Chroniques de Steven·Contemporain

L’Ange de Marchmont Hall de Lucinda Riley

Note : ★★★☆☆ — « L’Ange de Morthmont Hall remplit son rôle et offre une lecture sympathique et idéale pour la saison. Malheureusement, j’ai trouvé l’histoire un poil trop abracadabrante et les personnages beaucoup trop antipathiques à l’exception d’Ava. Seule la plume si délicieuse et facile à lire de Lucinda Riley sauve la donne. »


Quoi qu’elle ait pu faire, il savait depuis l’instant où il avait posé les yeux sur elle qu’il en était amoureux.

Résumé :
Trente ans ont passé depuis que Greta a quitté Marchmont Hall, une magnifique demeure nichée dans les collines du Monmouthshire.

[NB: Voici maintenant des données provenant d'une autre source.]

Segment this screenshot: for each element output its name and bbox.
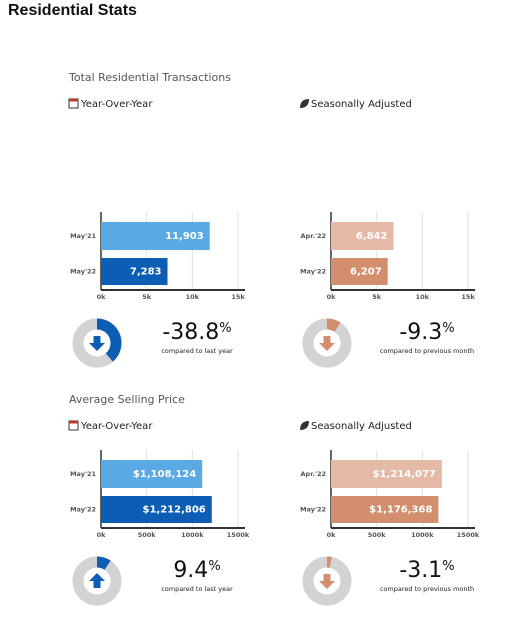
bar <box>331 460 442 488</box>
x-tick-label: 0k <box>327 293 337 301</box>
bar <box>331 496 439 523</box>
x-tick-label: 1500k <box>227 531 250 539</box>
x-tick-label: 15k <box>461 293 475 301</box>
change-caption: compared to last year <box>161 347 233 355</box>
change-arrow <box>319 336 335 351</box>
value-label: 6,207 <box>350 267 382 278</box>
change-number: -3.1 <box>399 558 442 583</box>
change-value: -38.8% <box>162 320 231 345</box>
category-label: Apr.'22 <box>301 470 326 478</box>
category-label: May'21 <box>70 232 96 240</box>
bar <box>331 258 388 285</box>
gauge-arc <box>96 556 111 570</box>
panel-label: Seasonally Adjusted <box>311 421 412 432</box>
change-number: 9.4 <box>173 558 208 583</box>
bar <box>101 496 212 523</box>
x-tick-label: 5k <box>142 293 152 301</box>
change-unit: % <box>219 321 231 336</box>
page-title: Residential Stats <box>8 2 137 19</box>
change-value: 9.4% <box>173 558 220 583</box>
x-tick-label: 10k <box>416 293 430 301</box>
change-caption: compared to last year <box>161 585 233 593</box>
bar <box>331 222 394 250</box>
x-tick-label: 0k <box>97 293 107 301</box>
change-unit: % <box>442 321 454 336</box>
change-value: -9.3% <box>399 320 454 345</box>
gauge-arc <box>326 318 341 332</box>
x-tick-label: 500k <box>138 531 157 539</box>
change-unit: % <box>208 559 220 574</box>
x-tick-label: 10k <box>186 293 200 301</box>
category-label: Apr.'22 <box>301 232 326 240</box>
change-unit: % <box>442 559 454 574</box>
section-title: Average Selling Price <box>69 393 185 406</box>
value-label: $1,214,077 <box>373 469 436 480</box>
bar <box>101 222 210 250</box>
panel-label: Year-Over-Year <box>80 421 153 432</box>
value-label: 11,903 <box>165 231 204 242</box>
x-tick-label: 15k <box>231 293 245 301</box>
x-tick-label: 1500k <box>457 531 480 539</box>
gauge-arc <box>96 318 122 362</box>
category-label: May'22 <box>70 268 96 276</box>
change-arrow <box>89 573 105 588</box>
category-label: May'22 <box>300 506 326 514</box>
x-tick-label: 1000k <box>411 531 434 539</box>
x-tick-label: 0k <box>327 531 337 539</box>
change-arrow <box>89 336 105 351</box>
leaf-icon <box>300 421 309 430</box>
value-label: $1,108,124 <box>133 469 196 480</box>
calendar-icon-top <box>69 99 78 102</box>
change-number: -38.8 <box>162 320 219 345</box>
bar <box>101 258 168 285</box>
change-caption: compared to previous month <box>380 585 474 593</box>
change-number: -9.3 <box>399 320 442 345</box>
value-label: 7,283 <box>130 267 162 278</box>
x-tick-label: 500k <box>368 531 387 539</box>
category-label: May'22 <box>70 506 96 514</box>
value-label: $1,212,806 <box>143 505 206 516</box>
change-arrow <box>319 574 335 589</box>
leaf-icon <box>300 99 309 108</box>
category-label: May'21 <box>70 470 96 478</box>
category-label: May'22 <box>300 268 326 276</box>
x-tick-label: 0k <box>97 531 107 539</box>
value-label: $1,176,368 <box>369 505 432 516</box>
bar <box>101 460 203 488</box>
panel-label: Seasonally Adjusted <box>311 99 412 110</box>
change-value: -3.1% <box>399 558 454 583</box>
section-title: Total Residential Transactions <box>68 71 231 84</box>
x-tick-label: 1000k <box>181 531 204 539</box>
panel-label: Year-Over-Year <box>80 99 153 110</box>
value-label: 6,842 <box>356 231 388 242</box>
calendar-icon-top <box>69 421 78 424</box>
x-tick-label: 5k <box>372 293 382 301</box>
change-caption: compared to previous month <box>380 347 474 355</box>
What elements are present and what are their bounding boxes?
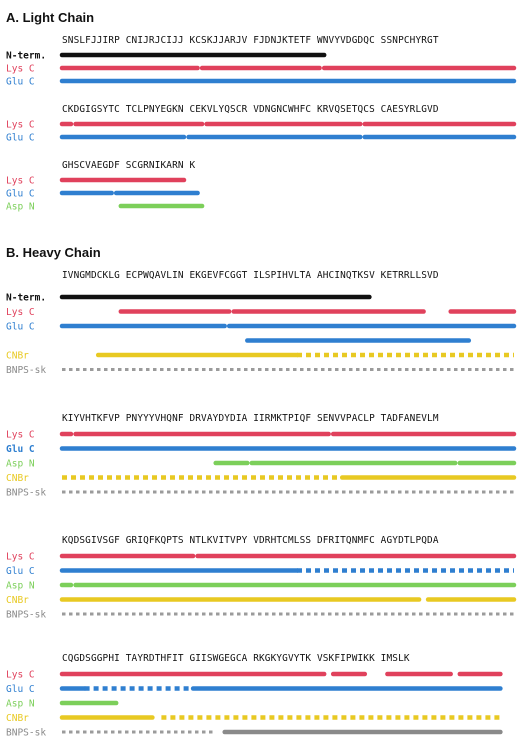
track-label-glu-c: Glu C [6,444,35,455]
light-chain-title: A. Light Chain [6,10,95,25]
track-label-asp-n: Asp N [6,202,35,213]
track-label-glu-c: Glu C [6,189,35,200]
light-chain-sequence-3: GHSCVAEGDF SCGRNIKARN K [62,160,195,171]
track-label-bnps-sk: BNPS-sk [6,610,46,621]
track-label-cnbr: CNBr [6,473,29,484]
track-label-lys-c: Lys C [6,120,35,131]
track-label-glu-c: Glu C [6,566,35,577]
track-label-glu-c: Glu C [6,133,35,144]
track-label-cnbr: CNBr [6,351,29,362]
track-label-glu-c: Glu C [6,684,35,695]
heavy-chain-sequence-2: KIYVHTKFVP PNYYYVHQNF DRVAYDYDIA IIRMKTP… [62,413,439,424]
track-label-lys-c: Lys C [6,307,35,318]
track-label-lys-c: Lys C [6,430,35,441]
track-label-bnps-sk: BNPS-sk [6,488,46,499]
track-label-n-term-: N-term. [6,293,46,304]
track-label-cnbr: CNBr [6,595,29,606]
track-label-glu-c: Glu C [6,322,35,333]
track-label-bnps-sk: BNPS-sk [6,728,46,739]
track-label-lys-c: Lys C [6,552,35,563]
track-label-asp-n: Asp N [6,699,35,710]
light-chain-sequence-2: CKDGIGSYTC TCLPNYEGKN CEKVLYQSCR VDNGNCW… [62,104,439,115]
track-label-cnbr: CNBr [6,713,29,724]
track-label-asp-n: Asp N [6,581,35,592]
track-label-lys-c: Lys C [6,176,35,187]
track-label-lys-c: Lys C [6,670,35,681]
heavy-chain-sequence-1: IVNGMDCKLG ECPWQAVLIN EKGEVFCGGT ILSPIHV… [62,270,439,281]
heavy-chain-title: B. Heavy Chain [6,245,101,260]
track-label-glu-c: Glu C [6,77,35,88]
heavy-chain-sequence-4: CQGDSGGPHI TAYRDTHFIT GIISWGEGCA RKGKYGV… [62,653,410,664]
heavy-chain-sequence-3: KQDSGIVSGF GRIQFKQPTS NTLKVITVPY VDRHTCM… [62,535,439,546]
track-label-bnps-sk: BNPS-sk [6,365,46,376]
light-chain-sequence-1: SNSLFJJIRP CNIJRJCIJJ KCSKJJARJV FJDNJKT… [62,35,439,46]
track-label-asp-n: Asp N [6,459,35,470]
track-label-lys-c: Lys C [6,64,35,75]
track-label-n-term-: N-term. [6,51,46,62]
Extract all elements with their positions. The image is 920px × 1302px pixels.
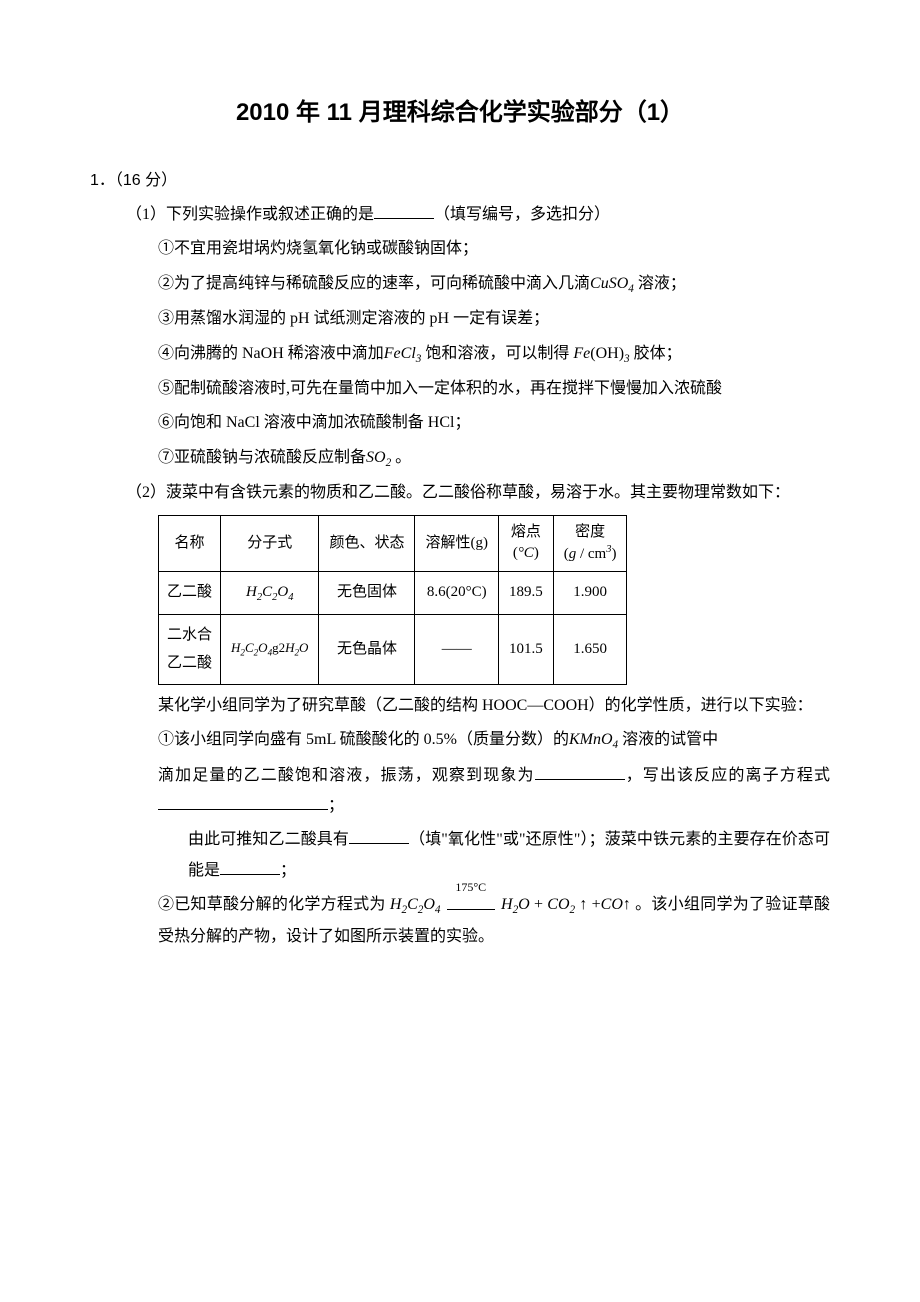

Lorsqu’elle y retourne pour Noël, sur l’invitation de son vieil ami David Marchmont, elle n’a aucun souvenir de la maison – le résultat de l’accident tragique qui a effacé de sa mémoire plus de vingt ans de sa vie.
Mais durant une promenade dans le parc enneigé, elle trébuche sur une tombe. L’inscription érodée lui indique qu’un petit garçon est enterré là. Cette découverte bouleversante allume une lumière dans les souvenirs de Greta, et va entraîner des réminiscences.
Avec l’aide de David, elle commence à reconstruire non seulement sa propre histoire, mais aussi celle de sa fille, Cheska…

Chronique :
Lorsque les températures commencent à baisser et que l’hiver pointe le bout de son nez, j’aime me plonger au cœur de lectures contemporaines, sans prise de tête et faciles à lire. Autant vous dire qu’avec sa jolie couverture et son résumé alléchant à base de manoir enneigé et de secrets de famille, L’ange de Marchmont Hall avait tout pour me séduire. Pourtant, je ressors tout juste satisfait de celui-ci malgré un bon moment de lecture.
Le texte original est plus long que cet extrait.